9.761 Buruh Rokok di Malang Raya Siap Terima BLT DBH CHT! Dinsos Pastikan Penyaluran Transparan dan Tepat Sasaran
Malang Kota | Serulingmedia.com — Pemerintah Kota Malang melalui Dinas Sosial, Pemberdayaan Perempuan, Perlindungan Anak, Pengendalian Penduduk, dan Keluarga Berencana (Dinsos-P3AP2KB) menggelar Sosialisasi Tata Cara Penyaluran Bantuan Langsung Tunai (BLT) yang bersumber dari Dana Bagi Hasil Cukai Hasil Tembakau (DBH CHT) Tahun 2025, pada Rabu (12/11/2025).
Kegiatan yang berlangsung di Kota Malang ini dihadiri oleh manajemen pabrik rokok dari wilayah Malang Raya, meliputi Kota Malang, Kabupaten Malang, dan Kota Batu.

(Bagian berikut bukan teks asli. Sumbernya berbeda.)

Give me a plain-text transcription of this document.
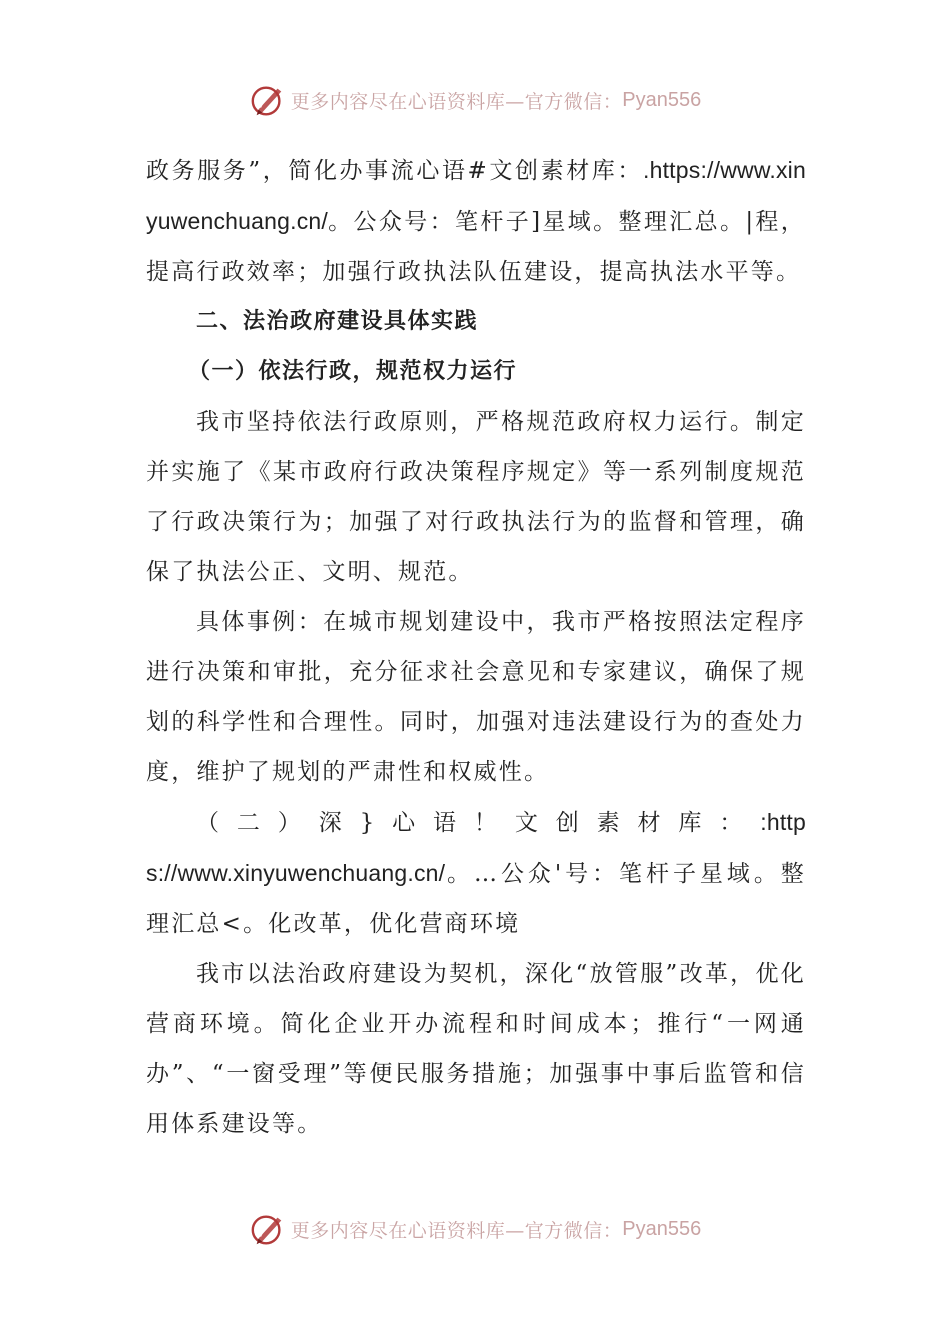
更多内容尽在心语资料库—官方微信： Pyan556

政务服务”，简化办事流心语#文创素材库：.https://www.xinyuwenchuang.cn/。公众号：笔杆子]星域。整理汇总。|程，提高行政效率；加强行政执法队伍建设，提高执法水平等。

二、法治政府建设具体实践

（一）依法行政，规范权力运行

我市坚持依法行政原则，严格规范政府权力运行。制定并实施了《某市政府行政决策程序规定》等一系列制度规范了行政决策行为；加强了对行政执法行为的监督和管理，确保了执法公正、文明、规范。

具体事例：在城市规划建设中，我市严格按照法定程序进行决策和审批，充分征求社会意见和专家建议，确保了规划的科学性和合理性。同时，加强对违法建设行为的查处力度，维护了规划的严肃性和权威性。

（二）深}心语！文创素材库：:https://www.xinyuwenchuang.cn/。…公众'号：笔杆子星域。整理汇总<。化改革，优化营商环境

我市以法治政府建设为契机，深化“放管服”改革，优化营商环境。简化企业开办流程和时间成本；推行“一网通办”、“一窗受理”等便民服务措施；加强事中事后监管和信用体系建设等。

更多内容尽在心语资料库—官方微信： Pyan556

Sosialisasi ini bertujuan memastikan penyaluran BLT DBH CHT dapat berjalan tepat sasaran, tepat jumlah, tepat waktu, serta akuntabel.
Tahun 2025, tercatat 9.761 pekerja industri hasil tembakau di Kota Malang telah terverifikasi sebagai penerima BLT.
Penyaluran bantuan dijadwalkan berlangsung 22 November 2025 melalui Bank Jatim menggunakan mekanisme virtual account.
Kepala Dinsos-P3AP2KB Kota Malang, Donny Sandito W., menjelaskan bahwa program BLT DBH CHT ini dikhususkan bagi pekerja sektor industri hasil tembakau, bukan masyarakat rentan secara umum.
“Ini adalah bantuan langsung tunai karena penerimanya bukan masyarakat rentan, melainkan buruh pabrik rokok. Tujuannya untuk meningkatkan kesejahteraan para pekerja industri hasil tembakau,” tegas Donny.
Ia menambahkan, pelaksanaan program ini melibatkan lintas perangkat daerah, seperti Dispendukcapil, Diskominfo, Disnaker-PMPTSP, serta berkoordinasi dengan Pemerintah Kabupaten Malang dan Kota Batu.
“Kami bersurat ke masing-masing Disnaker untuk memperoleh data buruh pabrik rokok. Setelah itu, datanya kami padankan dengan data kependudukan agar penerima benar-benar sesuai domisili dan status pekerjaannya,” jelasnya.
Setelah verifikasi selesai, penerima bantuan ditetapkan melalui Surat Keputusan Wali Kota Malang. Donny menegaskan, seluruh penyaluran dana dilakukan langsung oleh Bank Jatim, tanpa melalui Dinsos-P3AP2KB.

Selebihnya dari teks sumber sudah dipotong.